In 1857, he moved to Sioux City, Iowa, and engaged in the real estate business. He served as judge of the fourth judicial district from 1859 to 1862.

In 1862, after the 1860 United States census caused Iowa's seats in the U.S. House to increase from two to six, Hubbard became the first Congressman to represent Iowa's 6th congressional district. Re-elected twice, he served in the Thirty-eighth, Thirty-ninth, and Fortieth Congresses. He was influential in securing legislation which hastened the building of several lines of railroad through his district, besides securing to Sioux City a branch of the Union Pacific Railroad. He was not a candidate for renomination in 1868. In all, he served in Congress from March 4, 1863, to March 3, 1869.

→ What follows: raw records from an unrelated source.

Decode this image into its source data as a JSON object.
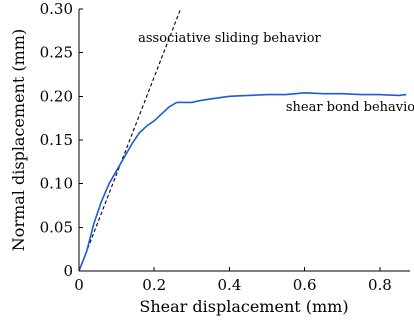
{
  "chart_data": {
    "type": "line",
    "xlabel": "Shear displacement (mm)",
    "ylabel": "Normal displacement (mm)",
    "xlim": [
      0,
      0.88
    ],
    "ylim": [
      0,
      0.3
    ],
    "x_ticks": [
      0,
      0.2,
      0.4,
      0.6,
      0.8
    ],
    "x_tick_labels": [
      "0",
      "0.2",
      "0.4",
      "0.6",
      "0.8"
    ],
    "y_ticks": [
      0,
      0.05,
      0.1,
      0.15,
      0.2,
      0.25,
      0.3
    ],
    "y_tick_labels": [
      "0",
      "0.05",
      "0.10",
      "0.15",
      "0.20",
      "0.25",
      "0.30"
    ],
    "grid": false,
    "series": [
      {
        "key": "associative",
        "color": "#000000",
        "dash": "dashed",
        "x": [
          0,
          0.27
        ],
        "y": [
          0,
          0.3
        ]
      },
      {
        "key": "shear_bond",
        "color": "#1f5bd8",
        "dash": "solid",
        "x": [
          0,
          0.02,
          0.04,
          0.06,
          0.08,
          0.1,
          0.12,
          0.14,
          0.16,
          0.18,
          0.2,
          0.22,
          0.24,
          0.26,
          0.28,
          0.3,
          0.32,
          0.35,
          0.4,
          0.45,
          0.5,
          0.55,
          0.6,
          0.65,
          0.7,
          0.75,
          0.8,
          0.85,
          0.87
        ],
        "y": [
          0,
          0.022,
          0.055,
          0.08,
          0.1,
          0.115,
          0.13,
          0.145,
          0.158,
          0.166,
          0.172,
          0.18,
          0.188,
          0.193,
          0.193,
          0.193,
          0.195,
          0.197,
          0.2,
          0.201,
          0.202,
          0.202,
          0.204,
          0.203,
          0.203,
          0.202,
          0.202,
          0.201,
          0.202
        ]
      }
    ],
    "annotations": [
      {
        "key": "associative",
        "text": "associative sliding behavior",
        "x": 0.4,
        "y": 0.262
      },
      {
        "key": "shear_bond",
        "text": "shear bond behavior",
        "x": 0.73,
        "y": 0.183
      }
    ]
  }
}
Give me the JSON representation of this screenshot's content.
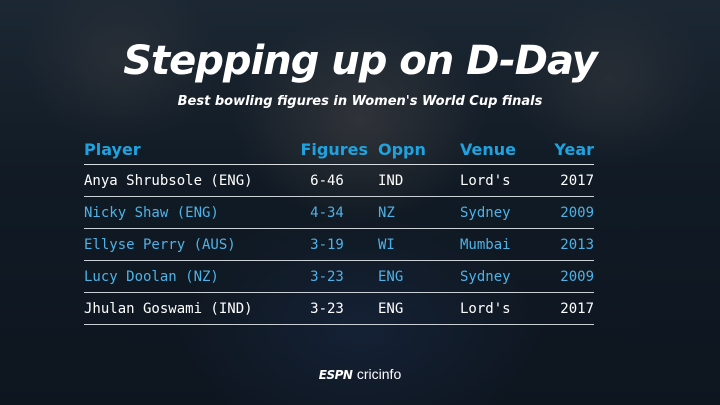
{
  "title": "Stepping up on D-Day",
  "subtitle": "Best bowling figures in Women's World Cup finals",
  "columns": [
    "Player",
    "Figures",
    "Oppn",
    "Venue",
    "Year"
  ],
  "rows": [
    {
      "player": "Anya Shrubsole (ENG)",
      "figures": "6-46",
      "oppn": "IND",
      "venue": "Lord's",
      "year": "2017",
      "highlight": true
    },
    {
      "player": "Nicky Shaw (ENG)",
      "figures": "4-34",
      "oppn": "NZ",
      "venue": "Sydney",
      "year": "2009",
      "highlight": false
    },
    {
      "player": "Ellyse Perry (AUS)",
      "figures": "3-19",
      "oppn": "WI",
      "venue": "Mumbai",
      "year": "2013",
      "highlight": false
    },
    {
      "player": "Lucy Doolan (NZ)",
      "figures": "3-23",
      "oppn": "ENG",
      "venue": "Sydney",
      "year": "2009",
      "highlight": false
    },
    {
      "player": "Jhulan Goswami (IND)",
      "figures": "3-23",
      "oppn": "ENG",
      "venue": "Lord's",
      "year": "2017",
      "highlight": true
    }
  ],
  "logo": {
    "espn": "ESPN",
    "cricinfo": "cricinfo"
  },
  "colors": {
    "header": "#1fa3e0",
    "row_text": "#4fb2e6",
    "highlight_text": "#ffffff"
  }
}
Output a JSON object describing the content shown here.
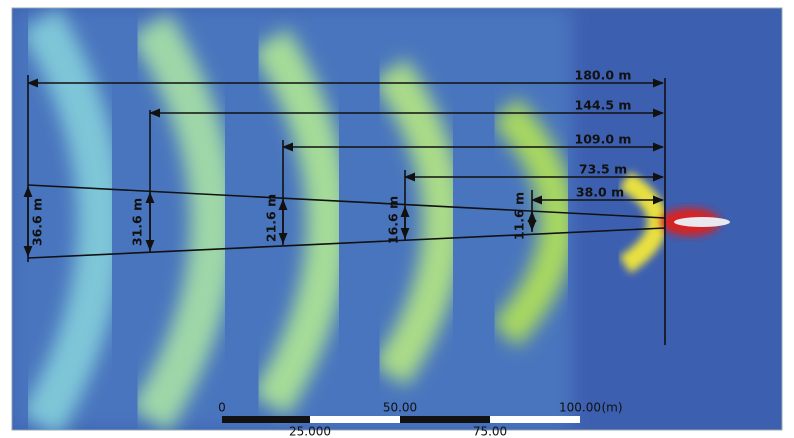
{
  "horizontal_distances": [
    "180.0 m",
    "144.5 m",
    "109.0 m",
    "73.5 m",
    "38.0 m"
  ],
  "wake_widths": [
    "36.6 m",
    "31.6 m",
    "21.6 m",
    "16.6 m",
    "11.6 m"
  ],
  "scale_bar": {
    "top_labels": [
      "0",
      "50.00",
      "100.00",
      "(m)"
    ],
    "bottom_labels": [
      "25.000",
      "75.00"
    ]
  }
}
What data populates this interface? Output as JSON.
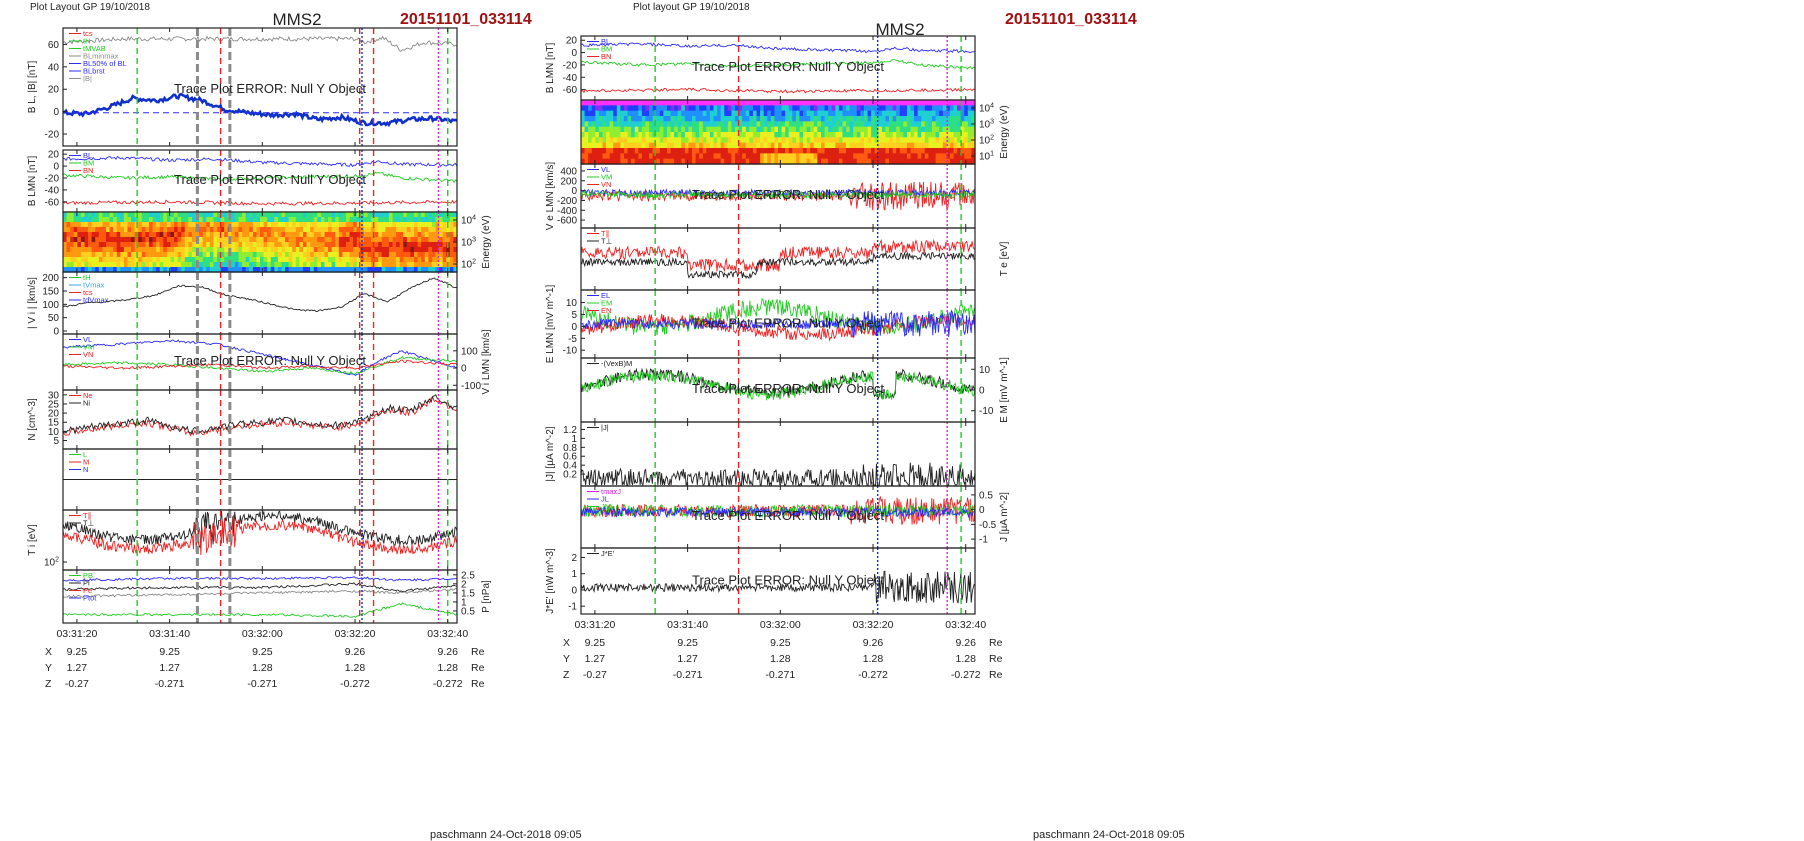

Hubbard was one of the organizers of the First National Bank of Sioux City in 1871, and served as its president until January 15, 1879. He also had interests in railroad building in Iowa and in a mining property in Leadville, Colorado.

== Personal life ==
He was the father of Iowa Congressman Elbert H. Hubbard. He died in Sioux City on September 22, 1879. He was interred in Floyd Cemetery.

In 1880, Hubbard, Nebraska, was named in honor of Asahel W. Hubbard.